The Givenness of Things: Essays by Marilynne Robinson
My rating: 2 of 5 stars
Marilynne Robinson does her best to make “liberal” attractive again.
I don’t think she ever uses the word, and I don’t mean it here in the way that conservative talk shows do. She only occasionally advocates for more involvement of the state in our lives, and then only obliquely.
No, I mean the classical liberal, non-economic sense, of being open-hearted to one another as people. Her thesis is found on the last page:
“Everything depends on reverence for who we are and what we are, on the sacredness implicit in the human circumstance. We know how deeply we can injure one another by denying fairness. We know how profoundly we can impoverish ourselves by failing to find value in one another. We know that respect is a profound alleviation, which we can offer and too often withhold” (286).
She couches the truth in very gentle terms, for an audience now unaccustomed to biblical truth.
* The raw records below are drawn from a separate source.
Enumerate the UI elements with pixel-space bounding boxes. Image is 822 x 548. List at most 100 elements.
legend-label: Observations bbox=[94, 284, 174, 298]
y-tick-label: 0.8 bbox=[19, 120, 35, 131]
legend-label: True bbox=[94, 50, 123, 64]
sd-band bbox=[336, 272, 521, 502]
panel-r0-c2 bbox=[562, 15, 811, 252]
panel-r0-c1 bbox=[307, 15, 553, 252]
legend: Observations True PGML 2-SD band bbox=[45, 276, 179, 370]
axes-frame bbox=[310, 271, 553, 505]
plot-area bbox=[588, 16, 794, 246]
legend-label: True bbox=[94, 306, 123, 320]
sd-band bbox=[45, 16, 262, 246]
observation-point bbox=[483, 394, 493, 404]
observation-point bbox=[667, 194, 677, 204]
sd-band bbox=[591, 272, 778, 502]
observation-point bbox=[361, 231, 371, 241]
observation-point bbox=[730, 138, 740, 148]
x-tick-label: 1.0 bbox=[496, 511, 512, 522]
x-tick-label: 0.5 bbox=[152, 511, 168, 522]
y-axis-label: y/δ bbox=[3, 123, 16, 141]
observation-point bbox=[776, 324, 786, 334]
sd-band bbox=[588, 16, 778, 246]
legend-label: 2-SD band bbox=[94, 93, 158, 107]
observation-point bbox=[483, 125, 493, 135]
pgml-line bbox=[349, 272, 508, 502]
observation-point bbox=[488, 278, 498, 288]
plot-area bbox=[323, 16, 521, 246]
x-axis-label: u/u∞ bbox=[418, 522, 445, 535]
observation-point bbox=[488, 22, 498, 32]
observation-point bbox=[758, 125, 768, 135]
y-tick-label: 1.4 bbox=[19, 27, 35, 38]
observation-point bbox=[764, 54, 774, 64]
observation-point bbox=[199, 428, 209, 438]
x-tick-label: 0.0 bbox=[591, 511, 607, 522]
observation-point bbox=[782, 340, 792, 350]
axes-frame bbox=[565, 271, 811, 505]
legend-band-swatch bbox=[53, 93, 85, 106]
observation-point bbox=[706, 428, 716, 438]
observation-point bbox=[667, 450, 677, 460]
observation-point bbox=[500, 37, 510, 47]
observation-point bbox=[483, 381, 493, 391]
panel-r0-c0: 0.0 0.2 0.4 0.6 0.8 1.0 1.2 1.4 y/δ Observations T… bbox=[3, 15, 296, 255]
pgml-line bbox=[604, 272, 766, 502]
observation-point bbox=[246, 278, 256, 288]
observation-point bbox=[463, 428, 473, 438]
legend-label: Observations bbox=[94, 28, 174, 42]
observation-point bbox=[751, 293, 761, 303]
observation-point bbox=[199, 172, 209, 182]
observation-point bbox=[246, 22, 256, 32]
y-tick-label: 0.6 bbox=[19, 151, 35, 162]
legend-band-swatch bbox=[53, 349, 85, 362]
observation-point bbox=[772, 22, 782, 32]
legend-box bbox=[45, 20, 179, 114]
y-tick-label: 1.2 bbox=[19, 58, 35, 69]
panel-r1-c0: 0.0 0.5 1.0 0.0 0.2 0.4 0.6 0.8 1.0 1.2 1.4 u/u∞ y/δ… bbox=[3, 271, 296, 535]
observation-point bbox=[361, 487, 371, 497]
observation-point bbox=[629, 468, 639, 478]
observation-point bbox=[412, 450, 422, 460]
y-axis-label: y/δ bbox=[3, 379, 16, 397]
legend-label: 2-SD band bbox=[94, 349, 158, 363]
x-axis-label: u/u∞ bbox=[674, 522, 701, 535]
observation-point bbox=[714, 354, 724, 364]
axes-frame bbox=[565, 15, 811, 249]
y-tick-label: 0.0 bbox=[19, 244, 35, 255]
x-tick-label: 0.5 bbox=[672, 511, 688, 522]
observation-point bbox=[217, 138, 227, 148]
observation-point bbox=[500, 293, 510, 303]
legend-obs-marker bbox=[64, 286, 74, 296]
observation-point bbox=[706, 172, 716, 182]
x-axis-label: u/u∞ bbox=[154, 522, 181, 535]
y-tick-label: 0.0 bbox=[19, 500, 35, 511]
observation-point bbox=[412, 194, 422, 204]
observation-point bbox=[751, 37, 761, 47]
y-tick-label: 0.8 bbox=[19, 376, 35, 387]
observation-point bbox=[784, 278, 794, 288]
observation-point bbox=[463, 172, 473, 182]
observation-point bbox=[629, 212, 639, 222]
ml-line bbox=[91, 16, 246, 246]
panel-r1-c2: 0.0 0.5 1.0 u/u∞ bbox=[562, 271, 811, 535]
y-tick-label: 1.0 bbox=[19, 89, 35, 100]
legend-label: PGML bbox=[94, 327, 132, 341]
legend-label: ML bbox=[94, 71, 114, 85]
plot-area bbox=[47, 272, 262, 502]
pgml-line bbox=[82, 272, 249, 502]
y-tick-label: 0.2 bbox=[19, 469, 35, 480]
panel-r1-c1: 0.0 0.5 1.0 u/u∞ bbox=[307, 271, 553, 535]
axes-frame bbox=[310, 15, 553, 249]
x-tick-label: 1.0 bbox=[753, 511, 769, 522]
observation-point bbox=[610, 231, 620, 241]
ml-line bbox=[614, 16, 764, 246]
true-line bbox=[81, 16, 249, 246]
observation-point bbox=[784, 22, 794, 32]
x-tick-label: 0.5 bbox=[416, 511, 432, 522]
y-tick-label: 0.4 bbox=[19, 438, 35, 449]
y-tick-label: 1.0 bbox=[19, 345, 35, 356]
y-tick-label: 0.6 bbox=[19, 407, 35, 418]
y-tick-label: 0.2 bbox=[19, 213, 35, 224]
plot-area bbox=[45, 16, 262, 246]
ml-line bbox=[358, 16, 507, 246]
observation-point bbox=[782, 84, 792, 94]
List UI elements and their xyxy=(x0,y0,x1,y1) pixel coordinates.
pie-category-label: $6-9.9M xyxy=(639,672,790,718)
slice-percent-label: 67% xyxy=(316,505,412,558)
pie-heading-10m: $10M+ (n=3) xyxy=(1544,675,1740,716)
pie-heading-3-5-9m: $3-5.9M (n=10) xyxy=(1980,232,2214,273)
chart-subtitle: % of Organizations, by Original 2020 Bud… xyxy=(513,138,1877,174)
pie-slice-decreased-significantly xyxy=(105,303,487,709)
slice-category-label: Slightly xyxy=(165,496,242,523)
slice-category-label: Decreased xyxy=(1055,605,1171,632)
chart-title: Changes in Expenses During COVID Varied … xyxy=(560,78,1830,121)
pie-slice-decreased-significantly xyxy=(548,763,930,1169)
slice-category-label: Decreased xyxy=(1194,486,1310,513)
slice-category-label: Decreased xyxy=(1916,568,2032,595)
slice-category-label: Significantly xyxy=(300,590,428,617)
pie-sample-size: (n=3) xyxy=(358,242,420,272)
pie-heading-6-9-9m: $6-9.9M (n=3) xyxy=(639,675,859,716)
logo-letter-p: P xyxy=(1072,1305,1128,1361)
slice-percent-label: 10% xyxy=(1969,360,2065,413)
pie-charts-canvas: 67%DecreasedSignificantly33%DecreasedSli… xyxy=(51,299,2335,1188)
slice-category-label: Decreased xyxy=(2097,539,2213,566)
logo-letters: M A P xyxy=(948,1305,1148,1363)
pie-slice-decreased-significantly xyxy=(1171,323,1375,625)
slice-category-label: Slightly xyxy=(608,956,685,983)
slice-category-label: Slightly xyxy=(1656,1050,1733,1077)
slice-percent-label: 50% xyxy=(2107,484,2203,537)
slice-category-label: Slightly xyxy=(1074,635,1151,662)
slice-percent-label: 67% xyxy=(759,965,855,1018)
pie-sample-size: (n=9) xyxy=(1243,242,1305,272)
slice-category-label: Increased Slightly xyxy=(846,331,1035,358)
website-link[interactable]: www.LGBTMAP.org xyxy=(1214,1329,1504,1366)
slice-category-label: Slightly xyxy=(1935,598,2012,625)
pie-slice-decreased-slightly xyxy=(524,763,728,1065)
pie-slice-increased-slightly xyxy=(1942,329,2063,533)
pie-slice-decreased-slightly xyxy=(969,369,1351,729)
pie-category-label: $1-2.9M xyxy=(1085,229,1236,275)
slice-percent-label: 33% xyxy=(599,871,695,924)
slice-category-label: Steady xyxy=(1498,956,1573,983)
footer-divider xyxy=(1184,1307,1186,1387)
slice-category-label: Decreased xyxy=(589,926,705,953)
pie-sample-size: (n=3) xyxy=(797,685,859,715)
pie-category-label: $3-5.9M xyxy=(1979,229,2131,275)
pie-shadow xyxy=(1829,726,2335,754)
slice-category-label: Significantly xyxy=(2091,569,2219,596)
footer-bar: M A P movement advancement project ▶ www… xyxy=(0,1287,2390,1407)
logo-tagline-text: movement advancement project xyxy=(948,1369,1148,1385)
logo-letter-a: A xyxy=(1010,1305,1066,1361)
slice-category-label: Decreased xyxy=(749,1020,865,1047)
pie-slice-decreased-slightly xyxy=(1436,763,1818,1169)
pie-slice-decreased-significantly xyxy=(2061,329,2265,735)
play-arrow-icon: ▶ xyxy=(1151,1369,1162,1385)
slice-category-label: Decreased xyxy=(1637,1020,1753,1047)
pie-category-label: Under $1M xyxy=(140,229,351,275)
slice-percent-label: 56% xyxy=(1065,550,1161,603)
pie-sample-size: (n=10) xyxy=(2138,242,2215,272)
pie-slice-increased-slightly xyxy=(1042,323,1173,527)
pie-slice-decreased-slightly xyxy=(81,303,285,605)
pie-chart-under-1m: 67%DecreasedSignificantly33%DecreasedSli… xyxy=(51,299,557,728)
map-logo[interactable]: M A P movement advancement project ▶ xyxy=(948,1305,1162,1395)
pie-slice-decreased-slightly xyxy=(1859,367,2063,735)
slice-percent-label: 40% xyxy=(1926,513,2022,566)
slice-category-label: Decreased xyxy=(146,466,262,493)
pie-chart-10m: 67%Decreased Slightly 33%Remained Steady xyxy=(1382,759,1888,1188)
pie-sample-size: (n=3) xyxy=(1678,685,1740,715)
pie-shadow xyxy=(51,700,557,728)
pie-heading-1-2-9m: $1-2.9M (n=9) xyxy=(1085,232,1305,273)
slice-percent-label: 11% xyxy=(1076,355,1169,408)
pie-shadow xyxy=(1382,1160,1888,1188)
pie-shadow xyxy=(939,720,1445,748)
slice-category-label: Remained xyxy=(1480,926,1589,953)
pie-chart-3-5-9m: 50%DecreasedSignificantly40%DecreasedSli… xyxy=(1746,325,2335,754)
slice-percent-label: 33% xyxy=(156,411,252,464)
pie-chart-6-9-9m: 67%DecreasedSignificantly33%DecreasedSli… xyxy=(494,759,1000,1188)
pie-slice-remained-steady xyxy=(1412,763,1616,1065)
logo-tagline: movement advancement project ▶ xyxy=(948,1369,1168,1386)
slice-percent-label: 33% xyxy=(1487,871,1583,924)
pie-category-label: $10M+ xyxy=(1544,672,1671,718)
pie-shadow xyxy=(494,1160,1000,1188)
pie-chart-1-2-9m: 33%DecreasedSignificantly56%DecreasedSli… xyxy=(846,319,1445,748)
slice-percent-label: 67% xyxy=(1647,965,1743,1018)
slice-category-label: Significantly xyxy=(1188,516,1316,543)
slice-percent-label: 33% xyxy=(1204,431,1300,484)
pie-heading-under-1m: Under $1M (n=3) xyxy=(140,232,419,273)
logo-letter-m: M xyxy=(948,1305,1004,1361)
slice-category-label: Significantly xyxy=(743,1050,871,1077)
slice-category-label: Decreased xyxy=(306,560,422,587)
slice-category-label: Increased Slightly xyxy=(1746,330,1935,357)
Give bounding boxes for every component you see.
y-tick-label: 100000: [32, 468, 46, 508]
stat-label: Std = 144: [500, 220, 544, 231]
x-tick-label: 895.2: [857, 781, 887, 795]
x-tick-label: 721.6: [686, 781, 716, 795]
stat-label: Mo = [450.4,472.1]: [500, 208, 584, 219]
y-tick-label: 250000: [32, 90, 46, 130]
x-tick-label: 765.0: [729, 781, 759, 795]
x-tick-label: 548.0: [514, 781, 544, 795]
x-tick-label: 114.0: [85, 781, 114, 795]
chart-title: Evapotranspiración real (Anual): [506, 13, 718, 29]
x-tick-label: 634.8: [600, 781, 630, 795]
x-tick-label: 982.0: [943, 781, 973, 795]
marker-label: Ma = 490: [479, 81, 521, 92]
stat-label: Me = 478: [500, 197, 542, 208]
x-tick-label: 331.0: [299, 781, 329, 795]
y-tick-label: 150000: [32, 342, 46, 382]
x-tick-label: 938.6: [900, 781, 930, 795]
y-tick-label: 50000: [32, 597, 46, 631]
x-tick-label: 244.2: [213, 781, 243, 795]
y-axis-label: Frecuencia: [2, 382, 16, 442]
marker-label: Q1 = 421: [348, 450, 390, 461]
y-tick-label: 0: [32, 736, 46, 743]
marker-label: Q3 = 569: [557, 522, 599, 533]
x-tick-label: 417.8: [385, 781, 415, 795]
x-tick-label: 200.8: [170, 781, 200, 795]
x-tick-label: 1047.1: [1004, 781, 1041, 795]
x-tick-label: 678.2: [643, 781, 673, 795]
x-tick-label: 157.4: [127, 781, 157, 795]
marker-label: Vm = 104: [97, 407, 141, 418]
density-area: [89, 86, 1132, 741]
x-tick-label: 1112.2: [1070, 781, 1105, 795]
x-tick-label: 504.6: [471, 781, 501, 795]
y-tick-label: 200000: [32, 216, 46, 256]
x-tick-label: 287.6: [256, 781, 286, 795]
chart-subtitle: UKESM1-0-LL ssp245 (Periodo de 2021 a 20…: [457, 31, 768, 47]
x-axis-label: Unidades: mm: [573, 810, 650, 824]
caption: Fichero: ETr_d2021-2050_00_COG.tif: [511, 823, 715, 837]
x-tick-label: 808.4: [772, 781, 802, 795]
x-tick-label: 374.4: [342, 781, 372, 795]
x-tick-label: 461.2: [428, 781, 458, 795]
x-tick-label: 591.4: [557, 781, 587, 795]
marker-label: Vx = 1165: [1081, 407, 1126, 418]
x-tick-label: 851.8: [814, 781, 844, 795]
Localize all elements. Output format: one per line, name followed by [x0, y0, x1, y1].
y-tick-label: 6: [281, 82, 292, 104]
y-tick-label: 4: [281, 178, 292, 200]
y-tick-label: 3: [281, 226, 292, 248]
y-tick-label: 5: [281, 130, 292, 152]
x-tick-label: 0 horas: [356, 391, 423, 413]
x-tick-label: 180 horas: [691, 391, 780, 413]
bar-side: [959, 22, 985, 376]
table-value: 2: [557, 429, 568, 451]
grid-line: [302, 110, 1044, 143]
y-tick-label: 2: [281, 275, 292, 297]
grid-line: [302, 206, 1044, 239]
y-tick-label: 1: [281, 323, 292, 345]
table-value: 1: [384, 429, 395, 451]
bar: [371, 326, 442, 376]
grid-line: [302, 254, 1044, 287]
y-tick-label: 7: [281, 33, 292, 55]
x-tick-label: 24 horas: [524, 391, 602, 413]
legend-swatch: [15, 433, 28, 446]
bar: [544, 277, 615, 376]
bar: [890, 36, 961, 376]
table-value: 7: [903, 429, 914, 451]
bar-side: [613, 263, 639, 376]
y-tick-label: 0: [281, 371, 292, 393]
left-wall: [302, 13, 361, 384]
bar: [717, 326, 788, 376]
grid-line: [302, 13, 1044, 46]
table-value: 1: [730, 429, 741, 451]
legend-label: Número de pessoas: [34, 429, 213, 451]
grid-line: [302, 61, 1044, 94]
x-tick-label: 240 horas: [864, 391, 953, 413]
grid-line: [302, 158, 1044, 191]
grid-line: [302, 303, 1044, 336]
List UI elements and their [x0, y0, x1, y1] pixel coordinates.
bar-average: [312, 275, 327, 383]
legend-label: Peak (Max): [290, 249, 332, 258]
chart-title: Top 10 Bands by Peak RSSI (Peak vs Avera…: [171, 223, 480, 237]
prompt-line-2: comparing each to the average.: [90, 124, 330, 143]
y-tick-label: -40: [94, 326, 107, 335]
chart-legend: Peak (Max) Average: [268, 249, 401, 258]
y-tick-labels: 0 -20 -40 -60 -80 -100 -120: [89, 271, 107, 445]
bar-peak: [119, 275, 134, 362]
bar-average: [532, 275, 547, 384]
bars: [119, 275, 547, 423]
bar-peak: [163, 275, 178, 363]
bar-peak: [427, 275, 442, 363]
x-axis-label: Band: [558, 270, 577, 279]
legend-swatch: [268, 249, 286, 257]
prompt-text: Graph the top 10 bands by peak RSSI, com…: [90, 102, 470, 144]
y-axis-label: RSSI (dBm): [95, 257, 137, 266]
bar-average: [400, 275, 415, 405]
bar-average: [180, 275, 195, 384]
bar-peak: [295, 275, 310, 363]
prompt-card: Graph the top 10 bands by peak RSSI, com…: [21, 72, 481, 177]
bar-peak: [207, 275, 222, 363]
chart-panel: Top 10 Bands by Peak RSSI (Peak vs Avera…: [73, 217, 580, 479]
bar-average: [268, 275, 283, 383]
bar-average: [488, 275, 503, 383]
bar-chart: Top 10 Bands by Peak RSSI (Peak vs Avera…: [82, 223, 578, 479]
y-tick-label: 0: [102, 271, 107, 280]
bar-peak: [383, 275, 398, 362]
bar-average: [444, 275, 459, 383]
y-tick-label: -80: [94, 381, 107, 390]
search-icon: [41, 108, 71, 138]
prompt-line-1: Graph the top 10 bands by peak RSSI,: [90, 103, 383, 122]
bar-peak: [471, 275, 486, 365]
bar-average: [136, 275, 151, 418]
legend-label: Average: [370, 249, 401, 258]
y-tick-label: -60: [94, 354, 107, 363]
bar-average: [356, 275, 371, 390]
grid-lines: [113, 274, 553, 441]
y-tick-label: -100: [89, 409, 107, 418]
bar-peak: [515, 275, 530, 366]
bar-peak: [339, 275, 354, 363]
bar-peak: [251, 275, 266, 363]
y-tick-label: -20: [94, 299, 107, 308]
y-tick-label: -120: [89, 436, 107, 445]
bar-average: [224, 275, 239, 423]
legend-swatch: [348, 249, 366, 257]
But referring to Calvin and the Puritans often, Robinson asserts that people are made in the image of God, and must be treated as such. If you can ignore her undercurrent of universalism and neo-orthodox treatment of Scripture, this is an important take-away.
The givenness of things involves our created-ness, the universe as vast and mysterious, our need for forgiveness and grace from others. She upholds “a generous and even a costly readiness to show our respect for all minds and spirits, especially for those whose place in life might cheat them of respect…. To value one another is our greatest safety, and to indulge in fear and contempt is our gravest error” (29). This needs some tempering with a realistic view of the sin at work in everyone’s lives. But it’s refreshing, coming from conservative circles where the tendency is to only value propositional truth. If the person doesn’t hold to the truth exactly as I see it, the person is abruptly dismissed. Robinson instead calls for respect and tolerance (in the old, best sense of the word), and patient regard for the soul God is working on. As the fellow says, people need kindness, because everyone is dealing with something hard.
This leads her to defend the humanities in academia, at a time when our culture looks more to science for answers. I agree with her in this, though she may go too far in the “education as savior” direction. But she also interacts with contemporary science quite a bit, usually making the point that we don’t know as much as we think we know.
Robinson’s writing style is not very accessible – she’s more academic. 3 on a scale of 1 to 10 on that one. But her tone does convey her thesis: value the givenness of things that God has built into the souls around you.